Aber eine überlange Kontinuität von der 3. Republik zu Louis XIV. zurück zu konstruieren und über die dazwischenliegenden Brüche der frannzösischen Geschichte und die verschiedenen möglicheen Handlungspfade für die Zukunft einfach mal nonchalant hinweg zu gehen, ist dann doch eine etwas arge Simplifizierung.

Natürlich verführt die Konzentration auf die Außenbeziehungen immer ein wenig dazu die Innenpolitischen Dimensionen auszublenden und Akteure der Außenpolitik innenpolitisch als "Black Box" zu betrachten.
Aber ich halte das nicht unbedingt für zielführend. Die 3. Republik war so wenig dazu verdammt, die Außenpolitik früherer Epochen wieder aufzugreifen, wie irgendein anderer Akteuer dazu verdammt war, sich in den Bahnen seiner Vorgänger zu bewegen.
Und gerade einem Bismarck, der sehr bewusst aus den Bahnen der politischen Traditionen seines Landes Preußen ausgebrochen war, war das nur zu bewusst. Sonstigenfalls hätte er auch keine Politik betrieben, die darauf hinauslief, den frannzösischen Politikern über die koloniale Sphäre eine Brücke für einen Ausgleich in Europa zu bauen.
 
c) Das sich aus dieser Betrachtung der Vergangenheit gültige Rückschlüsse auf die Zukunft ziehen ließen.
Z.B. die Zeit der Erbfolgekriege, die ja doch einen nicht unerheblichen Teil der Konflikte ausmachten war 100 Jahre vor dieser Rede bereits abgelaufen, so etwas hatte es seit dem ausgehenden 18. Jahrhundert nicht mehr gegeben.
Das waren im ausgehenden Mittelalter und in der FNZ legitime Kriegsgründe, die sich aber nicht in die Zukunft projiziieren ließen.

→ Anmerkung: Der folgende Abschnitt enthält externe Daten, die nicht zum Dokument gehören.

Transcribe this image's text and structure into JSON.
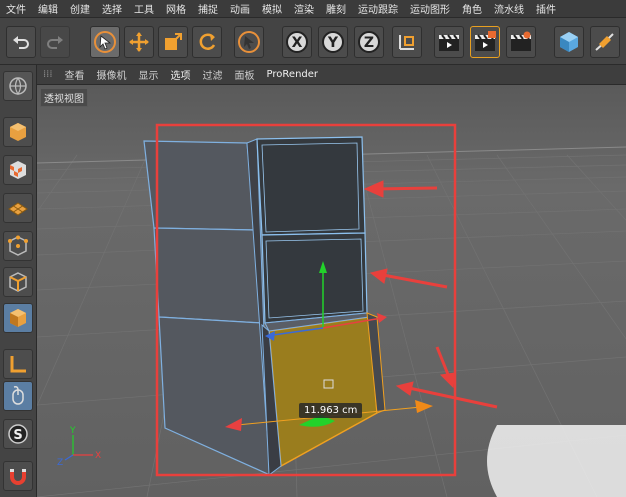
{
  "menu": [
    "文件",
    "编辑",
    "创建",
    "选择",
    "工具",
    "网格",
    "捕捉",
    "动画",
    "模拟",
    "渲染",
    "雕刻",
    "运动跟踪",
    "运动图形",
    "角色",
    "流水线",
    "插件"
  ],
  "viewport_menu": {
    "grip": "⁞⁞⁞",
    "items": [
      "查看",
      "摄像机",
      "显示",
      "选项",
      "过滤",
      "面板"
    ],
    "active_item": "选项",
    "prorender": "ProRender"
  },
  "viewport": {
    "label": "透视视图",
    "measure": "11.963 cm",
    "axis_x": "X",
    "axis_y": "Y",
    "axis_z": "Z"
  },
  "toolbar": {
    "x_label": "X",
    "y_label": "Y",
    "z_label": "Z"
  },
  "colors": {
    "highlight_box": "#e8403c",
    "selected_face": "#9a7d1e",
    "y_axis": "#22d22a",
    "x_axis": "#e84040",
    "z_axis": "#3a6ad8",
    "measure_arrow": "#f08a18",
    "active_tool": "#5b7ea3"
  }
}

Hatte das Frankreich Napoleon III. nicht gerade eben, mal wieder, einem Krieg begonnen gehabt? Das Frankreich nun eine Republik war, das war nun keine Garantie für die Sicherheit. Mit fällt da spontan ein gewisser Georges Boulanger oder auch ein Raymond Poincaré ein.
Ich bestreite lediglich:

a) Das sich die Agression von französischer Seite damals gegen eine Deutsche Nation gerichtet hätte, so wie Bismarck das in seiner Rede darstellt

Wie bezeichnest du denn das hier? Unter Rückgriff auf mittelalterliche Lehnsvorstellungen wurden zwischen 1679 und 1681 mit den auf die Rheingrenze zielenden "Reunionen" Anspruch auf alle Gebiete, die mit den 1648 an Frankreich gefallenen Territorien in Verbindung standen.
Die 3. Republik war so wenig dazu verdammt, die Außenpolitik früherer Epochen wieder aufzugreifen, wie irgendein anderer Akteuer dazu verdammt war, sich in den Bahnen seiner Vorgänger zu bewegen.

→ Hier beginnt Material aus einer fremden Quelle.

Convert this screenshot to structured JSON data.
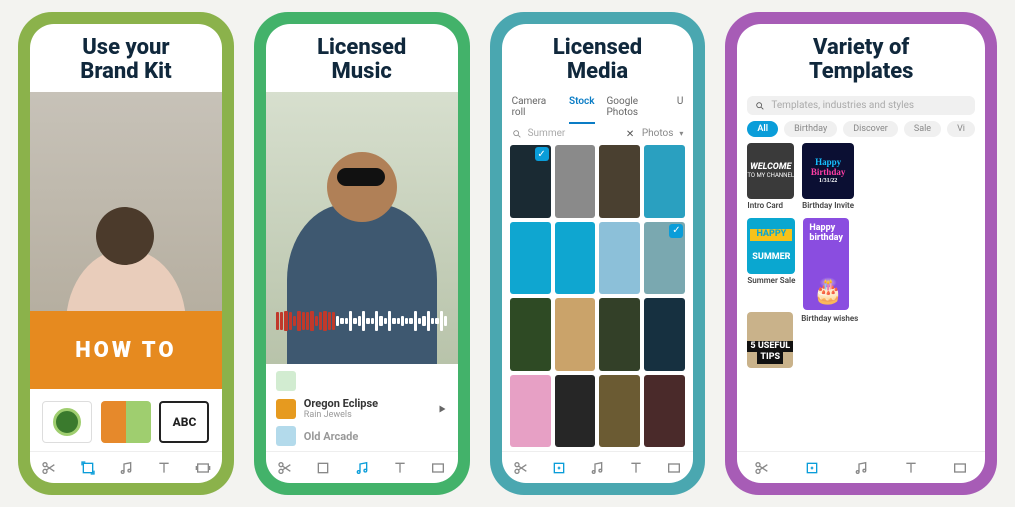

Warum war denn die Dritte Republik nicht willens gute nachbarschaftliche Beziehungen zu seinem Nachbarn im Osten aufzubauen? Die Dritte Republik quittierte entsprechende deutsche Bemühungen mit dem Hinweis auf die verlorenen Provinzen. Die Republik hat den Verlust des Krieges und die damit verbundenen Konsequenzen nie akzeptiert. Das war das eigentlich Unnormale und nicht die Annexion, die so gerne kritisiert wird. Ich hatte weiter oben das Beispiel Revanche pour Sadowa erwähnt. Das ist niemand darauf eingegangen. Diese Forderung der Franzosen war sicher nicht so ganz üblich. Frankreich hatte keinen Krieg verloren, kein Territorium verloren und trotzdem schrie man nach Rache. Warum? Ja, weil man nichts bekommen hatte.
 
Das ist zwar richtig, aber was hat der Großteil von Lothringen jemals mit Deutschland oder einer deutschen Nation zu tun gehab, dass sich aus dem französischen Verlangen nach diesen Territorien irgendeine Gefahr für das neue Deutschland herleiten ließe (jedenfalls, bevor man sie teilweise annektierte)?
Frankreich strebte nach der Herrschaft über Lothringen nicht, weil es so "französisch" war, sondern Frankreich strebte allgemein nach einer Expansion nach Osten. Ins Visier genommen wurde dabei nicht die Sprachgrenze, sondern die Rheingrenze - und westlich des Rheins liegen nun einmal auch Gebiete, die definitiv etwas mit "Deutschland" und einer "deutschen Nation" zu tun haben. Im Zuge der Revolutionskriege und unter Napoleon fielen sie dann vorübergehend tatsächlich unter französische Herrschaft.